Отлично, теперь я могу совсем уйти из этой каменной великокняжеской берлоги. После Февральской революции летом дворец был занят (из боязни, что его, как соседний особняк Кшесинской, захватят большевистские части) Управлением по сооружению железных дорог. Я здесь работал месяца два и приблизительно помню общий план. Выход на двор должен быть где-нибудь налево... Ища лестницу, я попал в какую-то комнату и наткнулся на умывальную раковину, приходившуюся мне по грудь... уборная Николая Николаевича... Здесь был кабинет одного из начальников отделов... Окна выходят на домик Петра Великого, значит, выход внизу... Другая комната — какой-то музей. В небольших аквариумах плавают губки или медузы. Нет, это не аквариумы, а большие банки со спиртом и препараты вроде гигантских вылущенных грецких орехов... Да ведь это же мозги, отпрепарированные, вынутые из черепной коробки человеческие мозги! У подъезда я видел надпись: «Институт по изучению мозга». Еще не хватало только разбить в темноте одну из банок и шлепнуться на пол на выплеснувшуюся со спиртом жирную, осклизлую массу... Слава Богу, вот и лестница с головами зубров. Стеклянные глаза их злобно светятся. Кажется, вот-вот, встряхнув беловежскими колтунами, ледниковые быки в ярости вырвут замурованные в стены туши туловищ и ринутся разносить дворцовые загоны. На дворе меня догнал Гумилев.

— Ты здесь... А я-то тебя ищу. Все разошлись. Получили сообщение, что дворец окружают. Надо торопиться. Следуй за мной...

Мы пролезли в дыру деревянного забора и пошли напрямик через занесенный снегом пустырь. Напротив особняка Кшесинской нас остановил патруль.

— Откуда идете? Ваши документы.

— Проходи мимо. Не обращай на них внимания, — дернул меня за рукав Гумилев.

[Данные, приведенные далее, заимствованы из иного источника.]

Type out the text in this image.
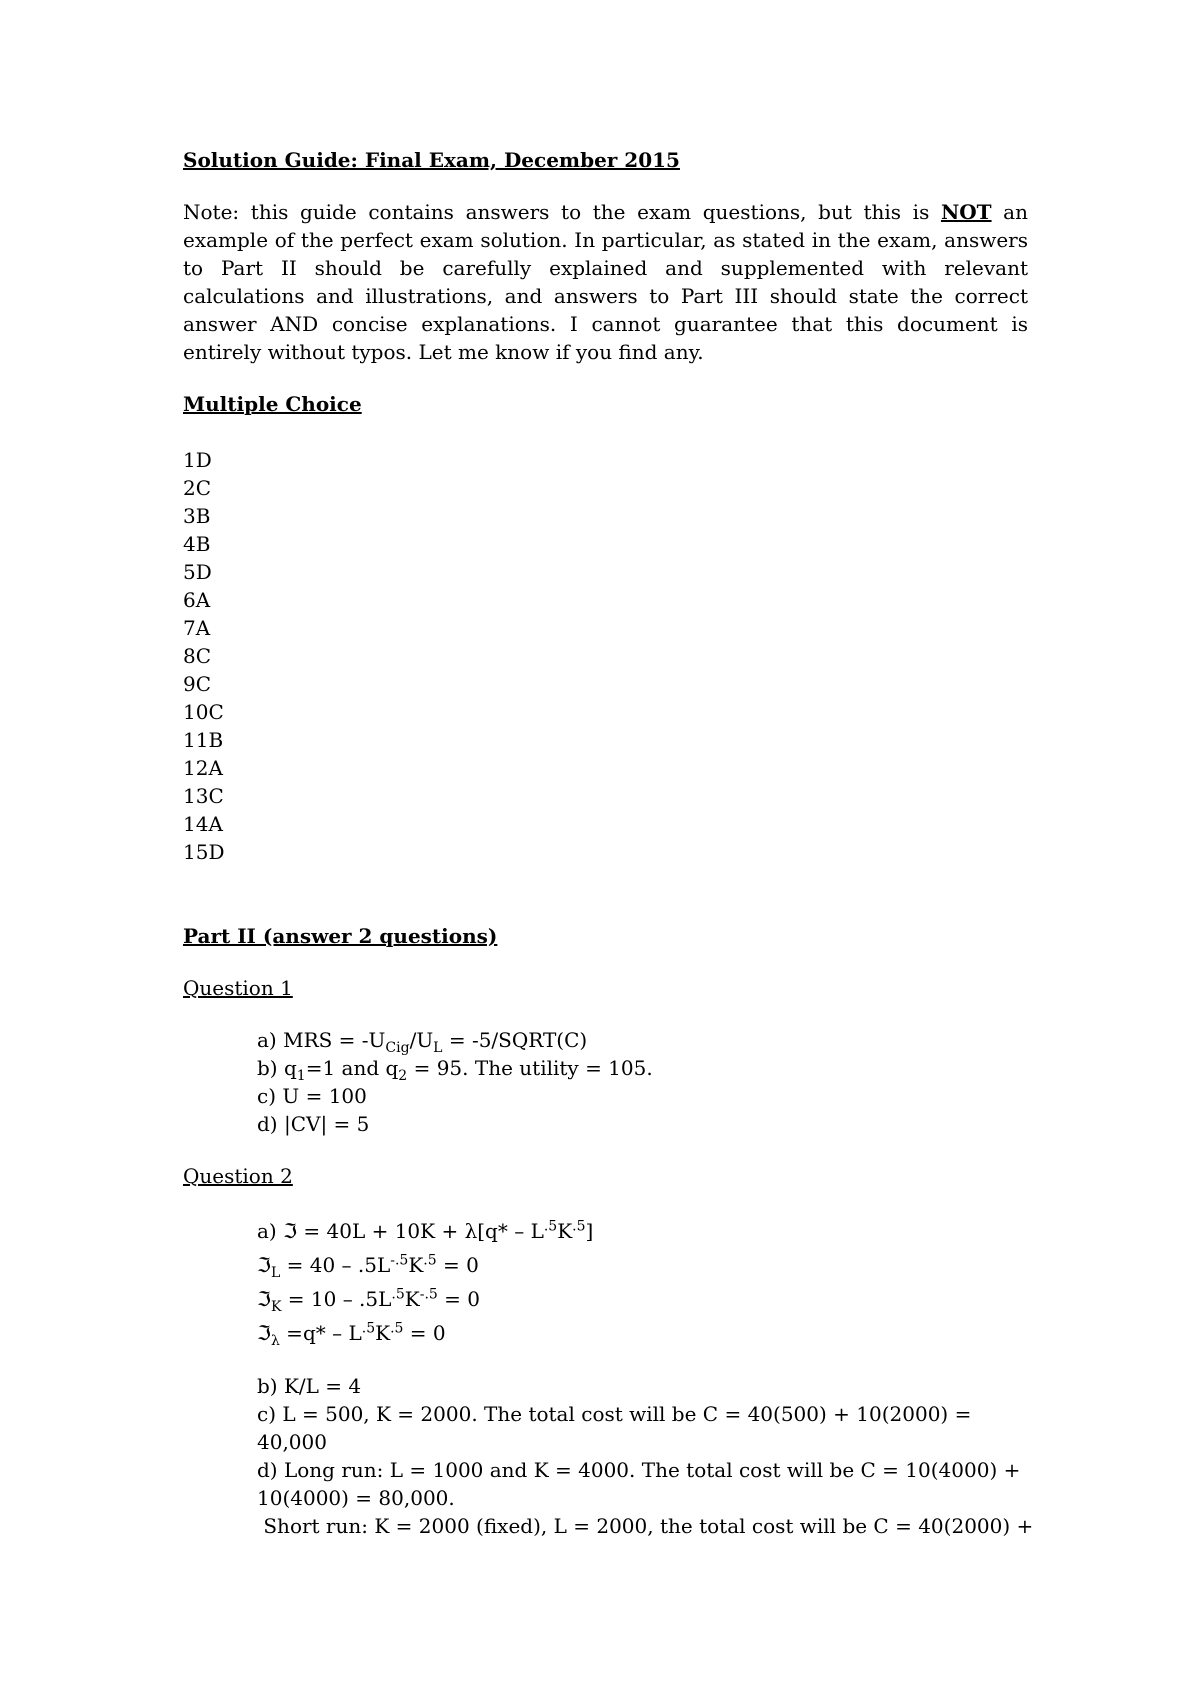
Solution Guide: Final Exam, December 2015

Note: this guide contains answers to the exam questions, but this is NOT an example of the perfect exam solution. In particular, as stated in the exam, answers to Part II should be carefully explained and supplemented with relevant calculations and illustrations, and answers to Part III should state the correct answer AND concise explanations. I cannot guarantee that this document is entirely without typos. Let me know if you find any.

Multiple Choice

1D
2C
3B
4B
5D
6A
7A
8C
9C
10C
11B
12A
13C
14A
15D

Part II (answer 2 questions)

Question 1

a) MRS = $-U_{Cig}/U_L$ = -5/SQRT(C)

b) $q_1=1$ and $q_2 = 95$. The utility = 105.

c) U = 100

d) |CV| = 5

Question 2

a) ℑ = $40L + 10K + \lambda[q* - L^{.5}K^{.5}]$

ℑ$_L$ = $40 - .5L^{-.5}K^{.5} = 0$

ℑ$_K$ = $10 - .5L^{.5}K^{-.5} = 0$

ℑ$_\lambda$ $=q* - L^{.5}K^{.5} = 0$

b) K/L = 4

c) L = 500, K = 2000. The total cost will be C = 40(500) + 10(2000) = 40,000

d) Long run: L = 1000 and K = 4000. The total cost will be C = 10(4000) +

10(4000) = 80,000.

Short run: K = 2000 (fixed), L = 2000, the total cost will be C = 40(2000) +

Нас пропустили, только один из красноармейцев дал мне какое-то воззвание, которое я сунул в карман.

— Не бойся. Иди тихо...

Но я, чего-то испугавшись, побежал. Сзади раздались выстрелы, и надо мной засвистели пули. Я споткнулся, что-то холодное острое пронзило мне затылок и застряло во рту, замораживая мятным леденцом язык и зубы. Я выплюнул леденец на ладонь и при свете фонаря увидел, что это пуля, блестящая, новенькая, еще не стрелянная пуля для винтовки.

вернуться

[30]

«...я не хочу преждевременно вводить тебя активным членом в П. Б. О. ...» — Так называемая «петроградская боевая организация», по подозрению в участии в которой был арестован и расстрелян Гумилев.

вернуться

[31]

...совсем как «Помпей в плену у пиратов»... — Имеется в виду стих. Гумилева «Помпей у пиратов» (1907)

вернуться

[32]

Ему бы уехать куда-нибудь экспедицию, с Козловым в монгольские пустыни... — Козлов Петр Кузьмич (1863 — 1935) — путешественник, открывший в 1908 г. развалины древнего китайского города Хара-Хото. Зенкевич знал о намерении Гумилева участвовать в одной из экспедиций Козлова (см.: Жизнь Николая Гумилева. Л., 1991. С. 261).

вернуться

[33]

Иеринг Рудольф фон (1818 — 1892), Еллинек Георг (1851 — 1911) — нем. правоведы. Муромцев Сергей Андреевич (1850 — 1910) — юрист, председатель 1-й Гос. думы. Ковалевский Максим Максимович (1851 — 1916) — юрист.